Although the Midshipmen suffered the most losses (nine) under Meade’s guidance and missed the Patriot League tournament for the first time since joining the conference for the 2004 season, Meade compiled a 142-97 at Navy, captured five Patriot League regular-season and tournament titles in six years, and qualified for the NCAA tournament seven times, including advancing to the championship final in 2004.
Emmer cited those numbers as reasons to retaining Meade.
“If you look at his record, it was only in 2004 when they played for the national championship for goodness sake,” Emmer said. “That is a great accomplishment. They lost by a goal to Syracuse. Given his record against Army, he dominated Army, which I’m sorry to say. He kicked my butt enough years, and that’s important to the academy. To me, it must have been other issues from the standpoint of relationships. … Certainly, based on what he’s done with that program and with the respect he has from those he’s coached, you just don’t make that change. I can’t imagine somebody coming in and doing a better job than Richie in total, which is what you’ve got to do at the academy. It’s a 24-7 kind of job at that place.”
The dismissal of Meade, Tony Seaman from Towson on Monday and Dave Cottle from Maryland a year ago suggests to Emmer that administrations are willing to sacrifice institutional stability for the immediate need to win now.

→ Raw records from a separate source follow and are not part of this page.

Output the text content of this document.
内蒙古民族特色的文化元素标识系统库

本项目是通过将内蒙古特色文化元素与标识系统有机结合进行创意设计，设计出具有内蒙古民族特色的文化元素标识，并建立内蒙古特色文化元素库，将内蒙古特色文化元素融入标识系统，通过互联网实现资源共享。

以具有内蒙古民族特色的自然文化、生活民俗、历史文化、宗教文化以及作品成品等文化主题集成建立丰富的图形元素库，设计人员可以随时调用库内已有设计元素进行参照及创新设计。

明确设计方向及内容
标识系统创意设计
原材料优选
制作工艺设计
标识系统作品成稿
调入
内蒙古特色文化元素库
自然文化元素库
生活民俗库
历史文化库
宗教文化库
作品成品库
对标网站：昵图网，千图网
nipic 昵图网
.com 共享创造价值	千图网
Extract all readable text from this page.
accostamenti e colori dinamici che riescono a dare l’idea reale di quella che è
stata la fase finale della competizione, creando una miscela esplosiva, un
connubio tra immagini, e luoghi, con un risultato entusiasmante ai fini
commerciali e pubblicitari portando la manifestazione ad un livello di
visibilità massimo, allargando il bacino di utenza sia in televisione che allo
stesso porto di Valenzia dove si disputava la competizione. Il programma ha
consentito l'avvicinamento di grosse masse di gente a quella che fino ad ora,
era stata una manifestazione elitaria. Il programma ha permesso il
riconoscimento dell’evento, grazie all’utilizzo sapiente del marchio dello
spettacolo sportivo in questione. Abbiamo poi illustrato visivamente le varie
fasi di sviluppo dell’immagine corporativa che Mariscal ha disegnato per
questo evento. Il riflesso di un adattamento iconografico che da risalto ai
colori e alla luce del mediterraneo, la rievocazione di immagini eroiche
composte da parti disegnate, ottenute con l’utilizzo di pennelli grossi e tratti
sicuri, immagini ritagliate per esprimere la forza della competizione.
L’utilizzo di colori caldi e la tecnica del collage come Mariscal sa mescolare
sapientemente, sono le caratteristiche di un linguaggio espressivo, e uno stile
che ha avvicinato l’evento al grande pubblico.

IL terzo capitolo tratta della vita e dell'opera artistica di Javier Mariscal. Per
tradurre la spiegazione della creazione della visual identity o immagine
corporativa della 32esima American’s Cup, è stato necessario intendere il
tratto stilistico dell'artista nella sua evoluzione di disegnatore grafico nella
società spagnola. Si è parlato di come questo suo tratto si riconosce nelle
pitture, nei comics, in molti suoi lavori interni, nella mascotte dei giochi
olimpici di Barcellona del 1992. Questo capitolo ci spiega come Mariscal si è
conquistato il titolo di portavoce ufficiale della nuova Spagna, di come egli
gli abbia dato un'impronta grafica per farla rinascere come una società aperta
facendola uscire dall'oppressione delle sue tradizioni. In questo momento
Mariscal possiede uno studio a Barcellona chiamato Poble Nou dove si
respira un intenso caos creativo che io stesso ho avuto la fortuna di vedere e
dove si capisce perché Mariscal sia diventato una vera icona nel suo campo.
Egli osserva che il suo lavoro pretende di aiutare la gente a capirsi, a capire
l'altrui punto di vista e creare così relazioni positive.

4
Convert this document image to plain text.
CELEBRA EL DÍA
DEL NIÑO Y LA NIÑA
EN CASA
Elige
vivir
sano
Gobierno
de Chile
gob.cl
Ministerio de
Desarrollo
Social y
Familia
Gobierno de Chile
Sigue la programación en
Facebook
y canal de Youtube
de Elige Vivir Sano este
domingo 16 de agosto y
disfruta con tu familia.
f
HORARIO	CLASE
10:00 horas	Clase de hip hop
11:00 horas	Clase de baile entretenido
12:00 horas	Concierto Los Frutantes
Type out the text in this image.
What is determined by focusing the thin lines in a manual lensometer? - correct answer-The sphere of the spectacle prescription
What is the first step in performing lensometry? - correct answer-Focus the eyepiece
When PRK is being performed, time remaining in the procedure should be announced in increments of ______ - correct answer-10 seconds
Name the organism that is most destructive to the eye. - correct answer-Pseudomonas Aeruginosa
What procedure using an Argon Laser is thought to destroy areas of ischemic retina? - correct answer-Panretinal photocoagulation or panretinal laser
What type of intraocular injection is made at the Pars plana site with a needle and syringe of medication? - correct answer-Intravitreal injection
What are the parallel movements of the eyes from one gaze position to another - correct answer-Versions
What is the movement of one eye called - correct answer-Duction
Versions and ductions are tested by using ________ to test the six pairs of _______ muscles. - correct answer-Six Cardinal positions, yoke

“It has absolutely moved in that direction,” Emmer said. “It comes with the money. They’re paying coaches more, coaches have opportunities outside of their coaching, particularly from camp situations. It’s great exposure now for your institution with all the media and TV time that you get and the 50,000 people at the Final Four. So there is a lot more pressure now for lacrosse coaches compared to what they used to be. That said, it shouldn’t affect guys like Richie. Richie is a special guy for a special school, and I just don’t see them doing any better. … It’s not a good decision, and they’re going to live to regret Richie moving on.”